Li Zexi, Yan Chunyi, Cao Ying, Gong Aobo, Li Fanghui, Zeng Rui
Department of Cardiology, West China Hospital, Sichuan University, Chengdu, 610041, Sichuan, China.
Department of Pediatric Cardiology, West China Second University Hospital, Sichuan University, Chengdu, 610041, Sichuan, China.
Sci Rep. 2025 May 30;15(1):19028. doi: 10.1038/s41598-025-04309-5.
This study evaluated large language models (LLMs) using 30 questions, each derived from a recommendation in the 2024 European Society of Cardiology (ESC) guidelines for atrial fibrillation (AF) management. These recommendations were stratified by class of recommendation and level of evidence. The primary objective was to assess the reliability and consistency of LLM-generated classifications compared to those in the ESC guidelines. Additionally, the study assessed the impact of different prompting strategies and working languages on LLM performance. Three prompting strategies were tested: Input-output (IO), 0-shot-Chain of thought (0-COT) and Performed-Chain of thought (P-COT) prompting. Each question, presented in both English and Chinese, was input into three LLMs: ChatGPT-4o, Claude 3.5 Sonnet, and Gemini 1.5 Pro. The reliability of the different LLM-prompt combinations showed moderate to substantial agreement (Fleiss kappa ranged from 0.449 to 0.763). Claude 3.5 with P-COT prompting had the highest recommendation classification consistency (60.3%). No significant differences were observed between English and Chinese across most LLM-prompt combinations. Bias analysis of inconsistent outcomes revealed a propensity towards more recommended treatments and stronger evidence levels across most LLM-prompt combinations. The characteristics of clinical questions potentially influence LLM performance. This study highlights the limitations in the accuracy of LLM responses to AF-related questions. To gather more comprehensive insights, conducting repeated queries is advisable. Future efforts should focus on expanding the use of diverse prompting strategies, conducting ongoing model evaluation and refinement, and establishing a comprehensive, objective benchmarking system.

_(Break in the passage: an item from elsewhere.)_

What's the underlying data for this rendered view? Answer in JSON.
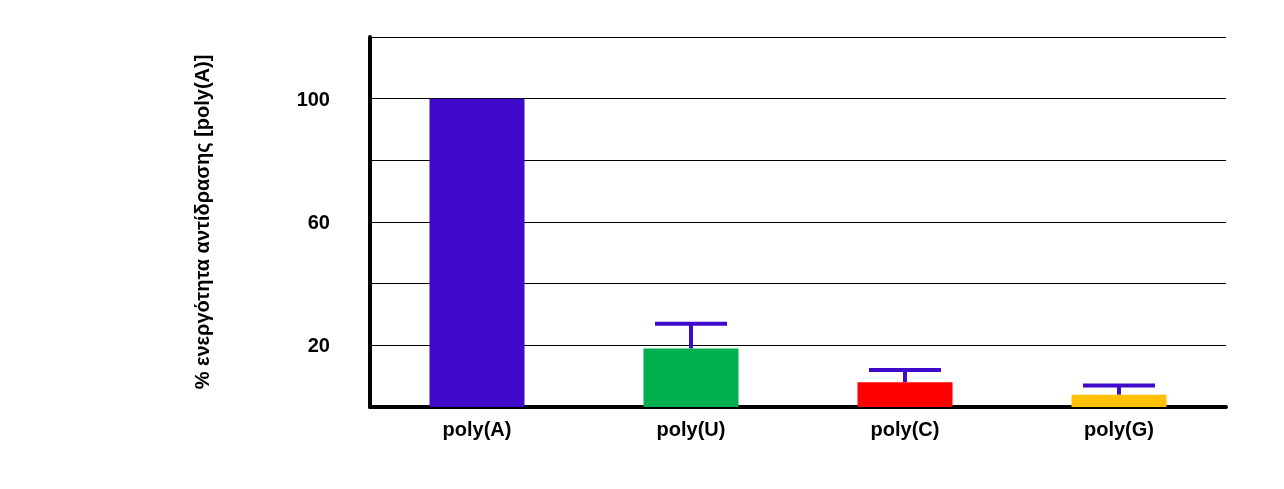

本研究使用30个问题对大语言模型(LLMs)进行了评估,每个问题均源自2024年欧洲心脏病学会(ESC)心房颤动(AF)管理指南中的一项建议。这些建议按推荐类别和证据水平进行了分层。主要目标是评估大语言模型生成的分类与ESC指南中的分类相比的可靠性和一致性。此外,该研究还评估了不同提示策略和工作语言对大语言模型性能的影响。测试了三种提示策略:输入-输出(IO)、零样本思维链(0-COT)和执行思维链(P-COT)提示。每个问题均以英文和中文呈现,并输入到三个大语言模型中:ChatGPT-4o、Claude 3.5 Sonnet和Gemini 1.5 Pro。不同大语言模型-提示组合的可靠性显示出中度到高度的一致性(Fleiss卡方值范围为0.449至0.763)。采用P-COT提示的Claude 3.5具有最高的推荐分类一致性(60.3%)。在大多数大语言模型-提示组合中,英文和中文之间未观察到显著差异。对不一致结果的偏差分析显示,在大多数大语言模型-提示组合中,倾向于更多推荐的治疗方法和更强的证据水平。临床问题的特征可能会影响大语言模型的性能。本研究突出了大语言模型对AF相关问题回答准确性的局限性。为了获得更全面的见解,建议进行重复查询。未来的工作应侧重于扩大不同提示策略的使用、持续进行模型评估和优化,以及建立一个全面、客观的基准系统。